Logan Martin

Personal information
- Date of birth: 19 November 1997 (age 27)
- Place of birth: France
- Position(s): Midfielder

Youth career
- Cannes
- 2015–2016: Benfica
- 2016–2017: Genoa

Senior career*
- Years: Team / Apps / (Gls)
- 2018: Dundee United / 1 / (0)

= Logan Martin (footballer) =

French footballer (born 1997)

Logan Martin (born 19 November 1997) is a French footballer who plays as a midfielder. A former youth player with Cannes in France, Benfica in Portugal and Genoa in Italy, he joined Dundee United for a short spell in 2018.

==Early life==
Logan Martin was born on 19 November 1997. He is the son of former professional footballer Lilian Martin, whose clubs included Monaco and Olympique Marseille.

==Playing career==
Martin began his youth career in France with AS Cannes. He signed his first professional contract in September 2015, with Portuguese club Benfica, and played for them in the 2015-16 UEFA Youth League.
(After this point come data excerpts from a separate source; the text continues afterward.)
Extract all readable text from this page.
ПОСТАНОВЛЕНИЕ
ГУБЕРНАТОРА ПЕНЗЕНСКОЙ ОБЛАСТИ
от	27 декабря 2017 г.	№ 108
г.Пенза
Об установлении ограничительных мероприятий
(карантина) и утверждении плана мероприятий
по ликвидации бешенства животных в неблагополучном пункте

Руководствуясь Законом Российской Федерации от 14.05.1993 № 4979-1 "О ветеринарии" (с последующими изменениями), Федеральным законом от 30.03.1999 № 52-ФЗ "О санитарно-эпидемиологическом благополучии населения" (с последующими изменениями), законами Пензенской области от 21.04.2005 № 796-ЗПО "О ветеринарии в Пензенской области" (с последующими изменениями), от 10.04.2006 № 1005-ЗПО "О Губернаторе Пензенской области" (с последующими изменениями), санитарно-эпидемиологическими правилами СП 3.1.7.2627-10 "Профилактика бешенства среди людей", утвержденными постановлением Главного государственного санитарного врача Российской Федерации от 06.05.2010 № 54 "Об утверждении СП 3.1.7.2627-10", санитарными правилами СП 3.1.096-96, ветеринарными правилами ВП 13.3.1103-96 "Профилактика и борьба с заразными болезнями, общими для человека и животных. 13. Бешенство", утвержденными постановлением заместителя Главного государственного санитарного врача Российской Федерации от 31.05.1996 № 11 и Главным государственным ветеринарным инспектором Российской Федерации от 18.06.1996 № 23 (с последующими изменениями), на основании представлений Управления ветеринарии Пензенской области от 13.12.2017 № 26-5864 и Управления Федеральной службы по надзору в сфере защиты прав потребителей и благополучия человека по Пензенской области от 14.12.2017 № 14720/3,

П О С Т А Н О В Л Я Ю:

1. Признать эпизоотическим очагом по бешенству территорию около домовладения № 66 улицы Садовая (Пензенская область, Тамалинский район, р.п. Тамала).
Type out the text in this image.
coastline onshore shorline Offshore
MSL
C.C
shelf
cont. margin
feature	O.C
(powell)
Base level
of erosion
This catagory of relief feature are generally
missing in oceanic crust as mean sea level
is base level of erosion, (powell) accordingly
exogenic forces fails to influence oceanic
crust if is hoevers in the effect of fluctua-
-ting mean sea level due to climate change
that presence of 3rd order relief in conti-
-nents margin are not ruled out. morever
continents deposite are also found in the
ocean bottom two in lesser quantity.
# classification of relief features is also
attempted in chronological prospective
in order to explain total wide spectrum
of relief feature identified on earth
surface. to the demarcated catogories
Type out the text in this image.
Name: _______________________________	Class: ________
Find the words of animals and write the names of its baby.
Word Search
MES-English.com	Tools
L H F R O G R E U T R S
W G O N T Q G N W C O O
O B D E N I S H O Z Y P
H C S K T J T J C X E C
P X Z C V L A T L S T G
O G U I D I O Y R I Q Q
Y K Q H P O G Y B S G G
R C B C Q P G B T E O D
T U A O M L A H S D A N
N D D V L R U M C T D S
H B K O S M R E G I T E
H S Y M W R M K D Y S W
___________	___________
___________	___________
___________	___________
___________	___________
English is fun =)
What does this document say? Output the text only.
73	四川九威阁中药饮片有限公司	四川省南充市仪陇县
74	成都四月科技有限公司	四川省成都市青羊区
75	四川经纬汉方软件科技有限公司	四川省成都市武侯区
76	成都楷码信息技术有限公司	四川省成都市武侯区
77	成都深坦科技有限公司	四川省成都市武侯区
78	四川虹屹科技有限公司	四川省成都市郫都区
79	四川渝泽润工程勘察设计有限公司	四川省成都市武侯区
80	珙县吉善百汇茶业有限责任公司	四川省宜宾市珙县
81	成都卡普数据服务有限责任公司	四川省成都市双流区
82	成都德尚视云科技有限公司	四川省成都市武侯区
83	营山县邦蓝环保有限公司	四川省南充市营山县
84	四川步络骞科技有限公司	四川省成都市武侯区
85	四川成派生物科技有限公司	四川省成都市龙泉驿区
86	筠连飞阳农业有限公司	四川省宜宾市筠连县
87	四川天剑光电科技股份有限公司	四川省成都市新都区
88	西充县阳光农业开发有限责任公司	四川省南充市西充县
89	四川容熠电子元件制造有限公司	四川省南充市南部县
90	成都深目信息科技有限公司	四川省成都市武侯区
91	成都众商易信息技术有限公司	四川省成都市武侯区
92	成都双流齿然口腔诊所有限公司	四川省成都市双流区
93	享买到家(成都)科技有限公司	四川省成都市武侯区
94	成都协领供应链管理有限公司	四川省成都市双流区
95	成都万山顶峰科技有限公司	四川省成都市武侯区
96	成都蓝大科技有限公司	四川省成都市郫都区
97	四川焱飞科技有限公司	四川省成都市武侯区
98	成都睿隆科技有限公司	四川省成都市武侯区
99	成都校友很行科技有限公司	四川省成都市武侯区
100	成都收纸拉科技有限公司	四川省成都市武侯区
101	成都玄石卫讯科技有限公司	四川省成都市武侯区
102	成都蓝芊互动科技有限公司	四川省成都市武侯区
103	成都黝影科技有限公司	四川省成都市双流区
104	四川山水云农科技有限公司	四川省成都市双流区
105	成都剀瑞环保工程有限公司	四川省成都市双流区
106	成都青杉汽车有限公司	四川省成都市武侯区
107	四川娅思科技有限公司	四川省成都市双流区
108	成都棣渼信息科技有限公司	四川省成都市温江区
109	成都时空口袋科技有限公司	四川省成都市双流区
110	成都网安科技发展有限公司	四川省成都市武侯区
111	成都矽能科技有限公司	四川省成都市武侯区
He then joined Italian club Genoa in September 2016. In January 2018 he went on trial to Scottish Championship club Dundee United and was subsequently offered a contract. Having signed for the club as an amateur for the rest of the season, he made his senior debut in a 3–0 defeat against Greenock Morton on 27 January 2018. Dundee United announced on 26 April 2018 that Martin was one of four players who would be leaving the club, having not been offered a new contract.